Signal Graph

Entities and identifiers

What an entity is, how it differs from a signal, and how Watt exposes identifiers and their compliance flags.

An entity is a noun — a person, a place, a thing. Every entity is universally unique and comes with one or more identifiers. Identifiers are the handles that point at it: an email address, phone number, postal address, or business domain. A signal, by contrast, is a single field that changes over time and describes one or more entities.

Entities vs. signals

Take the signal has_dog. At any given moment it might describe, say, 10 million people. Each time it refreshes, some of those people still have a dog, some no longer do, and new ones appear. The entity — the person — is stable and uniquely identified; the signal is a time-varying field layered across many entities. The graph holds both: durable entities, and the signals that wash across them.

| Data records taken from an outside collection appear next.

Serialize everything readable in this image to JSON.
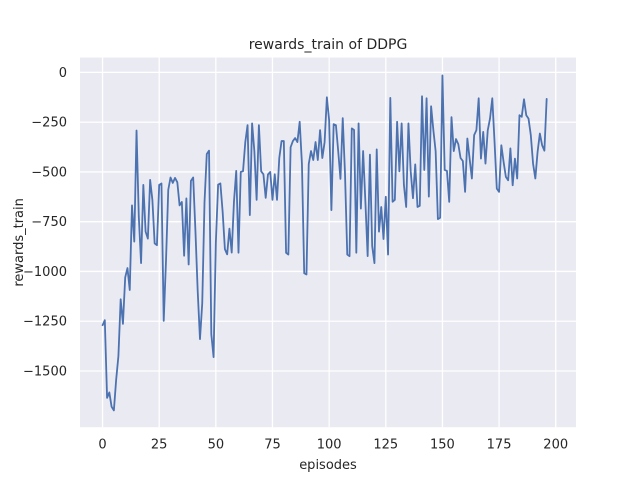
{
  "chart_data": {
    "type": "line",
    "title": "rewards_train of DDPG",
    "xlabel": "episodes",
    "ylabel": "rewards_train",
    "x_ticks": [
      0,
      25,
      50,
      75,
      100,
      125,
      150,
      175,
      200
    ],
    "x_tick_labels": [
      "0",
      "25",
      "50",
      "75",
      "100",
      "125",
      "150",
      "175",
      "200"
    ],
    "y_ticks": [
      0,
      -250,
      -500,
      -750,
      -1000,
      -1250,
      -1500
    ],
    "y_tick_labels": [
      "0",
      "−250",
      "−500",
      "−750",
      "−1000",
      "−1250",
      "−1500"
    ],
    "xlim": [
      -9.95,
      208.95
    ],
    "ylim": [
      -1782.4,
      74.4
    ],
    "grid": true,
    "legend": "none",
    "style": {
      "figure_background": "#ffffff",
      "axes_background": "#eaeaf2",
      "grid_color": "#ffffff",
      "line_color": "#4c72b0",
      "text_color": "#262626"
    },
    "series": [
      {
        "name": "rewards_train",
        "x_start": 0,
        "x_step": 1,
        "values": [
          -1270,
          -1245,
          -1635,
          -1608,
          -1680,
          -1698,
          -1545,
          -1425,
          -1140,
          -1263,
          -1030,
          -983,
          -1093,
          -668,
          -850,
          -292,
          -725,
          -958,
          -565,
          -800,
          -835,
          -540,
          -641,
          -859,
          -868,
          -565,
          -558,
          -1248,
          -948,
          -590,
          -528,
          -555,
          -530,
          -552,
          -668,
          -651,
          -921,
          -633,
          -965,
          -545,
          -528,
          -799,
          -1100,
          -1340,
          -1160,
          -652,
          -410,
          -393,
          -1315,
          -1430,
          -855,
          -564,
          -558,
          -700,
          -888,
          -914,
          -785,
          -905,
          -649,
          -495,
          -906,
          -500,
          -496,
          -350,
          -265,
          -717,
          -256,
          -395,
          -640,
          -265,
          -497,
          -512,
          -630,
          -513,
          -500,
          -640,
          -512,
          -640,
          -430,
          -345,
          -345,
          -906,
          -915,
          -376,
          -345,
          -330,
          -350,
          -248,
          -460,
          -1009,
          -1015,
          -460,
          -395,
          -440,
          -350,
          -440,
          -290,
          -430,
          -350,
          -125,
          -240,
          -692,
          -260,
          -265,
          -395,
          -535,
          -230,
          -507,
          -915,
          -923,
          -281,
          -289,
          -906,
          -256,
          -684,
          -395,
          -650,
          -923,
          -413,
          -872,
          -958,
          -387,
          -800,
          -676,
          -837,
          -625,
          -915,
          -128,
          -650,
          -640,
          -248,
          -497,
          -256,
          -565,
          -676,
          -256,
          -497,
          -632,
          -462,
          -676,
          -670,
          -120,
          -490,
          -130,
          -624,
          -170,
          -290,
          -395,
          -737,
          -730,
          -15,
          -490,
          -495,
          -650,
          -225,
          -395,
          -335,
          -360,
          -430,
          -445,
          -600,
          -332,
          -433,
          -533,
          -315,
          -290,
          -130,
          -433,
          -299,
          -458,
          -291,
          -232,
          -130,
          -349,
          -584,
          -600,
          -366,
          -450,
          -525,
          -542,
          -382,
          -567,
          -433,
          -533,
          -215,
          -223,
          -135,
          -215,
          -232,
          -315,
          -458,
          -533,
          -399,
          -307,
          -366,
          -393,
          -133
        ]
      }
    ]
  }
}
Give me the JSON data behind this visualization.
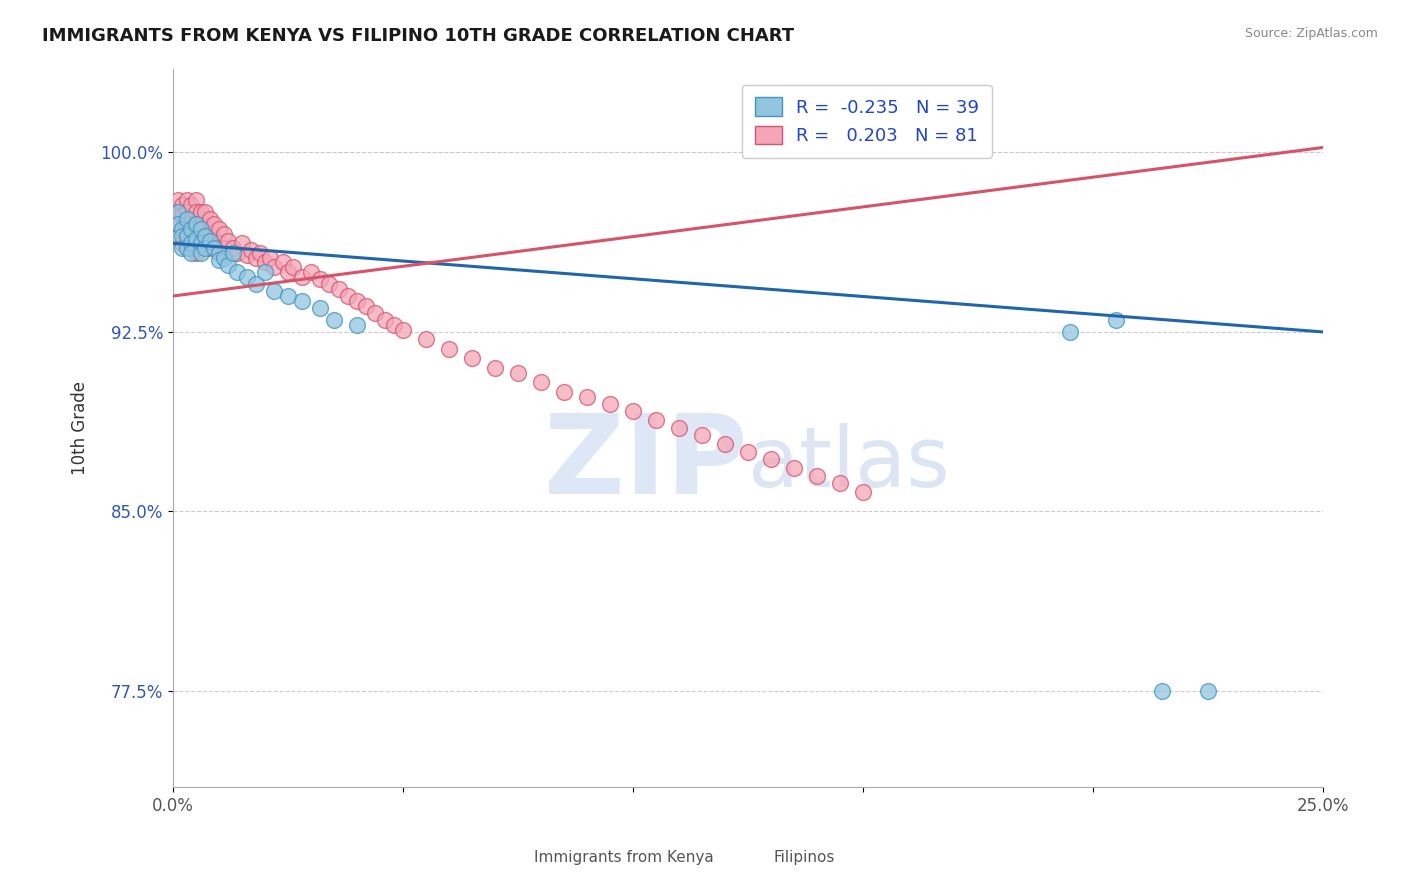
{
  "title": "IMMIGRANTS FROM KENYA VS FILIPINO 10TH GRADE CORRELATION CHART",
  "source": "Source: ZipAtlas.com",
  "xlabel_legend1": "Immigrants from Kenya",
  "xlabel_legend2": "Filipinos",
  "ylabel": "10th Grade",
  "xlim": [
    0.0,
    0.25
  ],
  "ylim": [
    0.735,
    1.035
  ],
  "yticks": [
    0.775,
    0.85,
    0.925,
    1.0
  ],
  "ytick_labels": [
    "77.5%",
    "85.0%",
    "92.5%",
    "100.0%"
  ],
  "blue_color": "#92c5de",
  "pink_color": "#f4a6b8",
  "blue_edge_color": "#4393c3",
  "pink_edge_color": "#d6546a",
  "blue_line_color": "#2166ac",
  "pink_line_color": "#d6546a",
  "legend_blue_label": "R =  -0.235   N = 39",
  "legend_pink_label": "R =   0.203   N = 81",
  "blue_line_x0": 0.0,
  "blue_line_y0": 0.962,
  "blue_line_x1": 0.25,
  "blue_line_y1": 0.925,
  "pink_line_x0": 0.0,
  "pink_line_y0": 0.94,
  "pink_line_x1": 0.25,
  "pink_line_y1": 1.002,
  "blue_x": [
    0.001,
    0.001,
    0.002,
    0.002,
    0.002,
    0.003,
    0.003,
    0.003,
    0.004,
    0.004,
    0.004,
    0.005,
    0.005,
    0.006,
    0.006,
    0.006,
    0.007,
    0.007,
    0.008,
    0.009,
    0.01,
    0.01,
    0.011,
    0.012,
    0.013,
    0.014,
    0.016,
    0.018,
    0.02,
    0.022,
    0.025,
    0.028,
    0.032,
    0.035,
    0.04,
    0.195,
    0.205,
    0.215,
    0.225
  ],
  "blue_y": [
    0.975,
    0.97,
    0.968,
    0.965,
    0.96,
    0.972,
    0.965,
    0.96,
    0.968,
    0.962,
    0.958,
    0.97,
    0.964,
    0.968,
    0.962,
    0.958,
    0.965,
    0.96,
    0.963,
    0.96,
    0.958,
    0.955,
    0.956,
    0.953,
    0.958,
    0.95,
    0.948,
    0.945,
    0.95,
    0.942,
    0.94,
    0.938,
    0.935,
    0.93,
    0.928,
    0.925,
    0.93,
    0.775,
    0.775
  ],
  "pink_x": [
    0.001,
    0.001,
    0.001,
    0.002,
    0.002,
    0.002,
    0.002,
    0.003,
    0.003,
    0.003,
    0.003,
    0.004,
    0.004,
    0.004,
    0.004,
    0.005,
    0.005,
    0.005,
    0.005,
    0.005,
    0.006,
    0.006,
    0.006,
    0.007,
    0.007,
    0.007,
    0.008,
    0.008,
    0.008,
    0.009,
    0.009,
    0.01,
    0.01,
    0.011,
    0.011,
    0.012,
    0.013,
    0.014,
    0.015,
    0.016,
    0.017,
    0.018,
    0.019,
    0.02,
    0.021,
    0.022,
    0.024,
    0.025,
    0.026,
    0.028,
    0.03,
    0.032,
    0.034,
    0.036,
    0.038,
    0.04,
    0.042,
    0.044,
    0.046,
    0.048,
    0.05,
    0.055,
    0.06,
    0.065,
    0.07,
    0.075,
    0.08,
    0.085,
    0.09,
    0.095,
    0.1,
    0.105,
    0.11,
    0.115,
    0.12,
    0.125,
    0.13,
    0.135,
    0.14,
    0.145,
    0.15
  ],
  "pink_y": [
    0.98,
    0.975,
    0.97,
    0.978,
    0.974,
    0.968,
    0.962,
    0.98,
    0.975,
    0.97,
    0.965,
    0.978,
    0.972,
    0.966,
    0.96,
    0.98,
    0.975,
    0.97,
    0.965,
    0.958,
    0.975,
    0.97,
    0.964,
    0.975,
    0.969,
    0.963,
    0.972,
    0.966,
    0.96,
    0.97,
    0.963,
    0.968,
    0.962,
    0.966,
    0.96,
    0.963,
    0.96,
    0.958,
    0.962,
    0.957,
    0.959,
    0.956,
    0.958,
    0.954,
    0.956,
    0.952,
    0.954,
    0.95,
    0.952,
    0.948,
    0.95,
    0.947,
    0.945,
    0.943,
    0.94,
    0.938,
    0.936,
    0.933,
    0.93,
    0.928,
    0.926,
    0.922,
    0.918,
    0.914,
    0.91,
    0.908,
    0.904,
    0.9,
    0.898,
    0.895,
    0.892,
    0.888,
    0.885,
    0.882,
    0.878,
    0.875,
    0.872,
    0.868,
    0.865,
    0.862,
    0.858
  ]
}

Today Watt indexes two entity types — people and businesses. We're new; expect that to grow to hundreds, even thousands, of entity types in the coming months.

Identifiers

Every entity has at least one identifier. Identifiers are how you reach or match an entity: email, phone, postal address, business domain, and so on.

Today, most identifiers Watt indexes are loosely linked — a single identifier may point to more than one person or business. Email addresses, for instance, are often shared. As with signals, the set of entities and identifiers we index grows every month.

Compliance flags and your responsibility

Unlike traditional data providers, Watt is a search index: the signals it holds — and the compliance flags attached to them — aren't ours. Every flag, like Do-Not-Call status, comes from our vendors (all legally registered data brokers), and Watt makes all of them available to you alongside the identifiers they describe.

Because Watt unifies every vendor's flags into a single layer, you see more of them than any one source would surface: if five vendors hold an opt-out flag on the same email, all five show up — even ones a given vendor didn't originally record. Aggregating this way raises the privacy floor, not lowers it.

Watt can't blanket-enforce these flags on your behalf — which laws and standards apply depends entirely on how you use the identifiers. Enforce the ones applicable to your use case. See Data handling for the full posture.